Bien sûr, ce besoin de transparence et d’encadrement fait aussi écho aux campagnes que Foodwatch mène de front, en France et dans les autres pays européens où nos équipes sont présentes : rendre le logo nutritionnel Nutri-score obligatoire et faire interdire le marketing et la publicité qui ciblent les enfants pour les produits trop sucrés, trop gras, trop salés.
Par ailleurs, toute mesure qui peut contribuer à renverser la tendance actuelle d’un marché à deux vitesses qui propose des produits plus sains plus chers et vice versa est utile. Ainsi reviennent régulièrement dans le débat des propositions d’augmentations de taxes sur les produits les moins équilibrés, comme un renforcement de la taxe soda, sur le modèle du barème britannique (plus sévère, moins d’échelons) et une extension de cette taxe aux produits transformés contenant du sucre ajouté, suivant la recommandation de la Cour des comptes (juillet 2023).
Il faut toutefois faire preuve de vigilance quant aux risques de ce type de mesures dites de “fiscalité comportementale”, bourrées d’injonctions et qui risquent de pénaliser les consommatrices et consommateurs les plus précaires, en augmentant le prix de produits qui sont des produits de grande consommation, sans pour autant rendre plus accessibles les produits considérés comme plus sains.

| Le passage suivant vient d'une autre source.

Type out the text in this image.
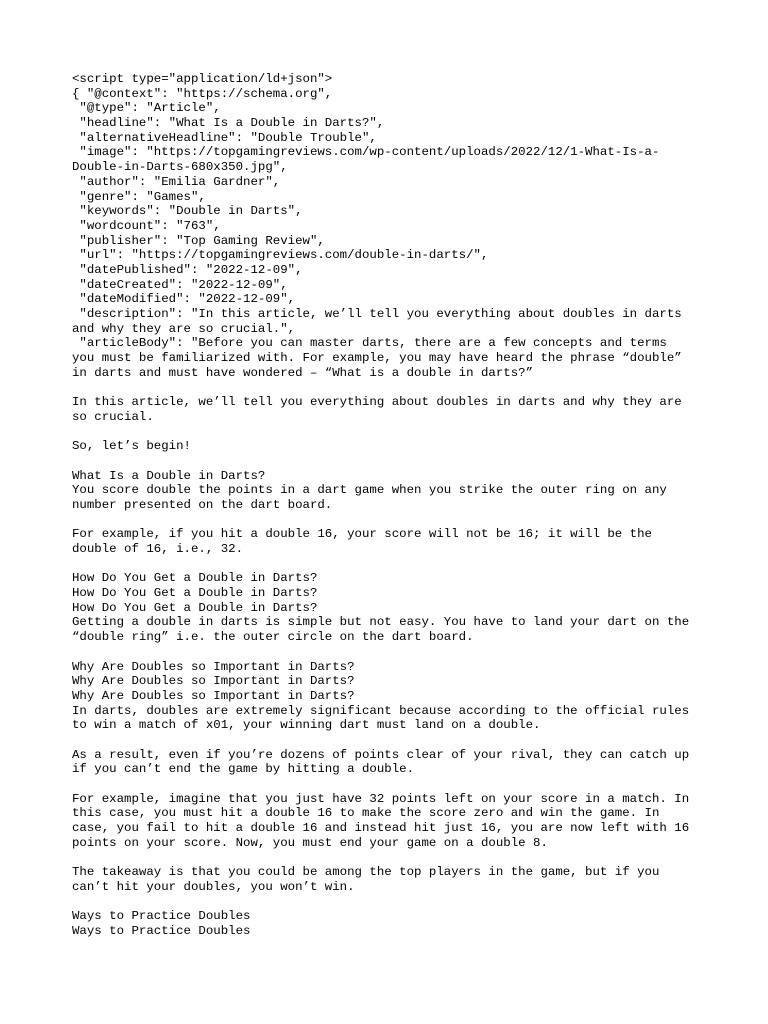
<script type="application/ld+json">
{ "@context": "https://schema.org",
"@type": "Article",
"headline": "What Is a Double in Darts?",
"alternativeHeadline": "Double Trouble",
"image": "https://topgamingreviews.com/wp-content/uploads/2022/12/1-What-Is-a-
Double-in-Darts-680x350.jpg",
"author": "Emilia Gardner",
"genre": "Games",
"keywords": "Double in Darts",
"wordcount": "763",
"publisher": "Top Gaming Review",
"url": "https://topgamingreviews.com/double-in-darts/",
"datePublished": "2022-12-09",
"dateCreated": "2022-12-09",
"dateModified": "2022-12-09",
"description": "In this article, we’ll tell you everything about doubles in darts
and why they are so crucial.",
"articleBody": "Before you can master darts, there are a few concepts and terms
you must be familiarized with. For example, you may have heard the phrase “double”
in darts and must have wondered – “What is a double in darts?”
In this article, we’ll tell you everything about doubles in darts and why they are
so crucial.
So, let’s begin!
What Is a Double in Darts?
You score double the points in a dart game when you strike the outer ring on any
number presented on the dart board.
For example, if you hit a double 16, your score will not be 16; it will be the
double of 16, i.e., 32.
How Do You Get a Double in Darts?
How Do You Get a Double in Darts?
How Do You Get a Double in Darts?
Getting a double in darts is simple but not easy. You have to land your dart on the
“double ring” i.e. the outer circle on the dart board.
Why Are Doubles so Important in Darts?
Why Are Doubles so Important in Darts?
Why Are Doubles so Important in Darts?
In darts, doubles are extremely significant because according to the official rules
to win a match of x01, your winning dart must land on a double.
As a result, even if you’re dozens of points clear of your rival, they can catch up
if you can’t end the game by hitting a double.
For example, imagine that you just have 32 points left on your score in a match. In
this case, you must hit a double 16 to make the score zero and win the game. In
case, you fail to hit a double 16 and instead hit just 16, you are now left with 16
points on your score. Now, you must end your game on a double 8.
The takeaway is that you could be among the top players in the game, but if you
can’t hit your doubles, you won’t win.
Ways to Practice Doubles
Ways to Practice Doubles
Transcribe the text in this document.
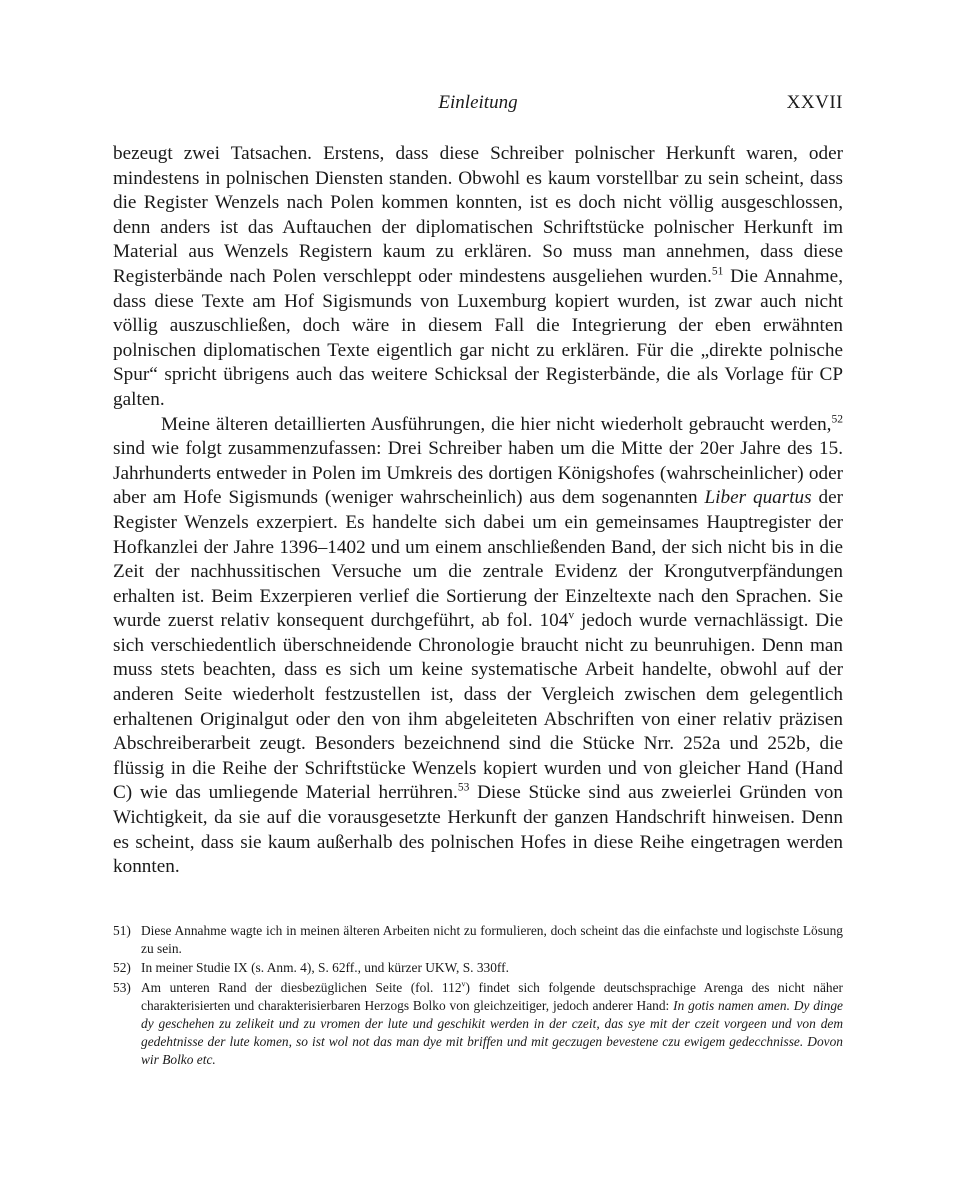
Einleitung	XXVII

bezeugt zwei Tatsachen. Erstens, dass diese Schreiber polnischer Herkunft waren, oder mindestens in polnischen Diensten standen. Obwohl es kaum vorstellbar zu sein scheint, dass die Register Wenzels nach Polen kommen konnten, ist es doch nicht völlig ausgeschlossen, denn anders ist das Auftauchen der diplomatischen Schriftstücke polnischer Herkunft im Material aus Wenzels Registern kaum zu erklären. So muss man annehmen, dass diese Registerbände nach Polen verschleppt oder mindestens ausgeliehen wurden.$^{51}$ Die Annahme, dass diese Texte am Hof Sigismunds von Luxemburg kopiert wurden, ist zwar auch nicht völlig auszuschließen, doch wäre in diesem Fall die Integrierung der eben erwähnten polnischen diplomatischen Texte eigentlich gar nicht zu erklären. Für die „direkte polnische Spur“ spricht übrigens auch das weitere Schicksal der Registerbände, die als Vorlage für CP galten.

Meine älteren detaillierten Ausführungen, die hier nicht wiederholt gebraucht werden,$^{52}$ sind wie folgt zusammenzufassen: Drei Schreiber haben um die Mitte der 20er Jahre des 15. Jahrhunderts entweder in Polen im Umkreis des dortigen Königshofes (wahrscheinlicher) oder aber am Hofe Sigismunds (weniger wahrscheinlich) aus dem sogenannten Liber quartus der Register Wenzels exzerpiert. Es handelte sich dabei um ein gemeinsames Hauptregister der Hofkanzlei der Jahre 1396–1402 und um einem anschließenden Band, der sich nicht bis in die Zeit der nachhussitischen Versuche um die zentrale Evidenz der Krongutverpfändungen erhalten ist. Beim Exzerpieren verlief die Sortierung der Einzeltexte nach den Sprachen. Sie wurde zuerst relativ konsequent durchgeführt, ab fol. 104$^v$ jedoch wurde vernachlässigt. Die sich verschiedentlich überschneidende Chronologie braucht nicht zu beunruhigen. Denn man muss stets beachten, dass es sich um keine systematische Arbeit handelte, obwohl auf der anderen Seite wiederholt festzustellen ist, dass der Vergleich zwischen dem gelegentlich erhaltenen Originalgut oder den von ihm abgeleiteten Abschriften von einer relativ präzisen Abschreiberarbeit zeugt. Besonders bezeichnend sind die Stücke Nrr. 252a und 252b, die flüssig in die Reihe der Schriftstücke Wenzels kopiert wurden und von gleicher Hand (Hand C) wie das umliegende Material herrühren.$^{53}$ Diese Stücke sind aus zweierlei Gründen von Wichtigkeit, da sie auf die vorausgesetzte Herkunft der ganzen Handschrift hinweisen. Denn es scheint, dass sie kaum außerhalb des polnischen Hofes in diese Reihe eingetragen werden konnten.

51) Diese Annahme wagte ich in meinen älteren Arbeiten nicht zu formulieren, doch scheint das die einfachste und logischste Lösung zu sein.
52) In meiner Studie IX (s. Anm. 4), S. 62ff., und kürzer UKW, S. 330ff.
53) Am unteren Rand der diesbezüglichen Seite (fol. 112$^v$) findet sich folgende deutschsprachige Arenga des nicht näher charakterisierten und charakterisierbaren Herzogs Bolko von gleichzeitiger, jedoch anderer Hand: In gotis namen amen. Dy dinge dy geschehen zu zelikeit und zu vromen der lute und geschikit werden in der czeit, das sye mit der czeit vorgeen und von dem gedehtnisse der lute komen, so ist wol not das man dye mit briffen und mit geczugen bevestene czu ewigem gedecchnisse. Dovon wir Bolko etc.
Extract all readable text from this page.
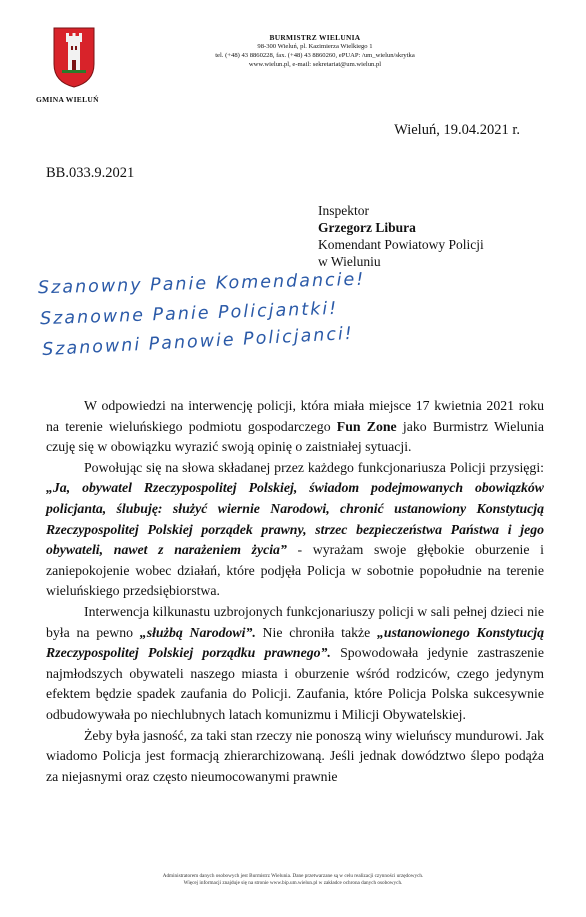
GMINA WIELUŃ
BURMISTRZ WIELUNIA
98-300 Wieluń, pl. Kazimierza Wielkiego 1
tel. (+48) 43 8860228, fax. (+48) 43 8860260, ePUAP: /um_wielun/skrytka
www.wielun.pl, e-mail: sekretariat@um.wielun.pl
Wieluń, 19.04.2021 r.
BB.033.9.2021
Inspektor
Grzegorz Libura
Komendant Powiatowy Policji
w Wieluniu
Szanowny Panie Komendancie!
Szanowne Panie Policjantki!
Szanowni Panowie Policjanci!

W odpowiedzi na interwencję policji, która miała miejsce 17 kwietnia 2021 roku na terenie wieluńskiego podmiotu gospodarczego Fun Zone jako Burmistrz Wielunia czuję się w obowiązku wyrazić swoją opinię o zaistniałej sytuacji.

Powołując się na słowa składanej przez każdego funkcjonariusza Policji przysięgi: „Ja, obywatel Rzeczypospolitej Polskiej, świadom podejmowanych obowiązków policjanta, ślubuję: służyć wiernie Narodowi, chronić ustanowiony Konstytucją Rzeczypospolitej Polskiej porządek prawny, strzec bezpieczeństwa Państwa i jego obywateli, nawet z narażeniem życia” - wyrażam swoje głębokie oburzenie i zaniepokojenie wobec działań, które podjęła Policja w sobotnie popołudnie na terenie wieluńskiego przedsiębiorstwa.

Interwencja kilkunastu uzbrojonych funkcjonariuszy policji w sali pełnej dzieci nie była na pewno „służbą Narodowi”. Nie chroniła także „ustanowionego Konstytucją Rzeczypospolitej Polskiej porządku prawnego”. Spowodowała jedynie zastraszenie najmłodszych obywateli naszego miasta i oburzenie wśród rodziców, czego jedynym efektem będzie spadek zaufania do Policji. Zaufania, które Policja Polska sukcesywnie odbudowywała po niechlubnych latach komunizmu i Milicji Obywatelskiej.

Żeby była jasność, za taki stan rzeczy nie ponoszą winy wieluńscy mundurowi. Jak wiadomo Policja jest formacją zhierarchizowaną. Jeśli jednak dowództwo ślepo podąża za niejasnymi oraz często nieumocowanymi prawnie

Administratorem danych osobowych jest Burmistrz Wielunia. Dane przetwarzane są w celu realizacji czynności urzędowych.
Więcej informacji znajduje się na stronie www.bip.um.wielun.pl w zakładce ochrona danych osobowych.
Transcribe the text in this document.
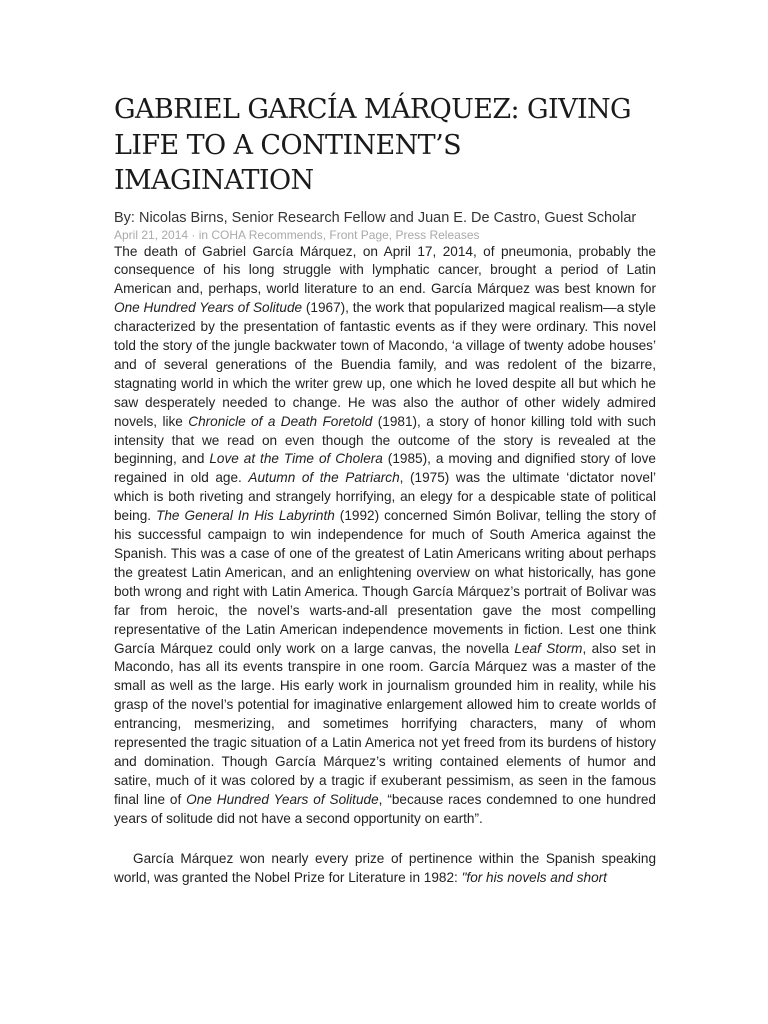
GABRIEL GARCÍA MÁRQUEZ: GIVING LIFE TO A CONTINENT’S IMAGINATION

By: Nicolas Birns, Senior Research Fellow and Juan E. De Castro, Guest Scholar

April 21, 2014 · in COHA Recommends, Front Page, Press Releases

The death of Gabriel García Márquez, on April 17, 2014, of pneumonia, probably the consequence of his long struggle with lymphatic cancer, brought a period of Latin American and, perhaps, world literature to an end. García Márquez was best known for One Hundred Years of Solitude (1967), the work that popularized magical realism—a style characterized by the presentation of fantastic events as if they were ordinary. This novel told the story of the jungle backwater town of Macondo, ‘a village of twenty adobe houses’ and of several generations of the Buendia family, and was redolent of the bizarre, stagnating world in which the writer grew up, one which he loved despite all but which he saw desperately needed to change. He was also the author of other widely admired novels, like Chronicle of a Death Foretold (1981), a story of honor killing told with such intensity that we read on even though the outcome of the story is revealed at the beginning, and Love at the Time of Cholera (1985), a moving and dignified story of love regained in old age. Autumn of the Patriarch, (1975) was the ultimate ‘dictator novel’ which is both riveting and strangely horrifying, an elegy for a despicable state of political being. The General In His Labyrinth (1992) concerned Simón Bolivar, telling the story of his successful campaign to win independence for much of South America against the Spanish. This was a case of one of the greatest of Latin Americans writing about perhaps the greatest Latin American, and an enlightening overview on what historically, has gone both wrong and right with Latin America. Though García Márquez’s portrait of Bolivar was far from heroic, the novel’s warts-and-all presentation gave the most compelling representative of the Latin American independence movements in fiction. Lest one think García Márquez could only work on a large canvas, the novella Leaf Storm, also set in Macondo, has all its events transpire in one room. García Márquez was a master of the small as well as the large. His early work in journalism grounded him in reality, while his grasp of the novel’s potential for imaginative enlargement allowed him to create worlds of entrancing, mesmerizing, and sometimes horrifying characters, many of whom represented the tragic situation of a Latin America not yet freed from its burdens of history and domination. Though García Márquez’s writing contained elements of humor and satire, much of it was colored by a tragic if exuberant pessimism, as seen in the famous final line of One Hundred Years of Solitude, “because races condemned to one hundred years of solitude did not have a second opportunity on earth”.

García Márquez won nearly every prize of pertinence within the Spanish speaking world, was granted the Nobel Prize for Literature in 1982: "for his novels and short
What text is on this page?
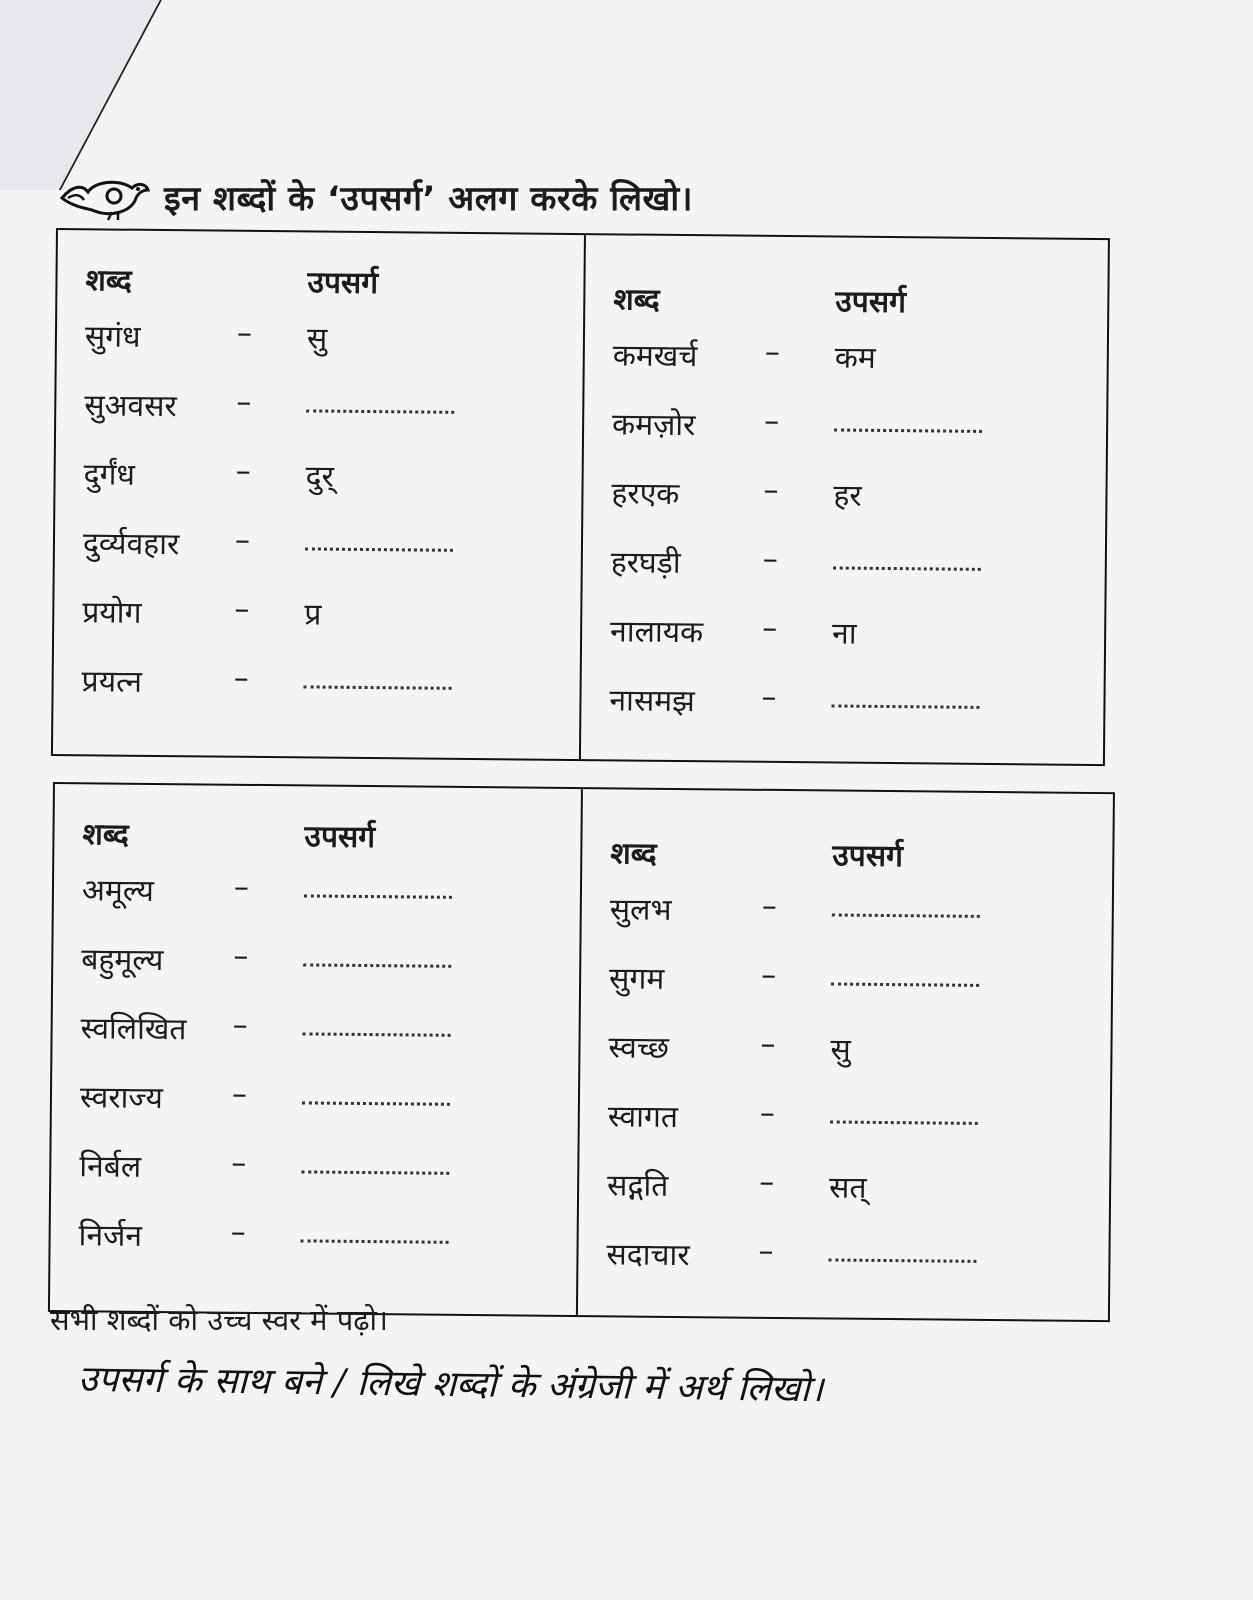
इन शब्दों के ‘उपसर्ग’ अलग करके लिखो।
शब्द	उपसर्ग
सुगंध	– सु
सुअवसर –
दुर्गंध	– दुर्
दुर्व्यवहार –
प्रयोग	– प्र
प्रयत्न	–
शब्द	उपसर्ग
कमखर्च – कम
कमज़ोर –
हरएक	– हर
हरघड़ी	–
नालायक – ना
नासमझ –
शब्द	उपसर्ग
अमूल्य	–
बहुमूल्य –
स्वलिखित –
स्वराज्य –
निर्बल	–
निर्जन	–
शब्द	उपसर्ग
सुलभ	–
सुगम	–
स्वच्छ	– सु
स्वागत	–
सद्गति	– सत्
सदाचार –
सभी शब्दों को उच्च स्वर में पढ़ो।
उपसर्ग के साथ बने / लिखे शब्दों के अंग्रेजी में अर्थ लिखो।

On pourrait aussi imaginer faire peser la contrainte directement sur les industriels, par des accords collectifs appliqués au secteur, qui leur imposeraient de réduire les quantités de sucre, mais aussi de gras et de sel dans les produits, sous peine d’être taxés. L’objectif reste le même : leur mettre des contraintes pour améliorer l’offre alimentaire.
C'est quoi le problème avec le sucre dans notre alimentation ?
L’offre alimentaire en supermarché regorge de sucres ajoutés, présents même dans des produits salés où on ne les attend pas. Une étude de l’ANSES menée en 2023, portant sur 54 000 produits alimentaires transformés, révèle que 77 % d’entre eux – soit trois sur quatre – contiennent du sucre ajouté, c’est-à-dire au moins un ingrédient sucrant ou un vecteur de goût sucré. En utilisant largement le sucre, une matière première peu coûteuse, l’industrie agroalimentaire incite à la consommation car elle habitue les consommatrices et consommateurs à ce goût sucré.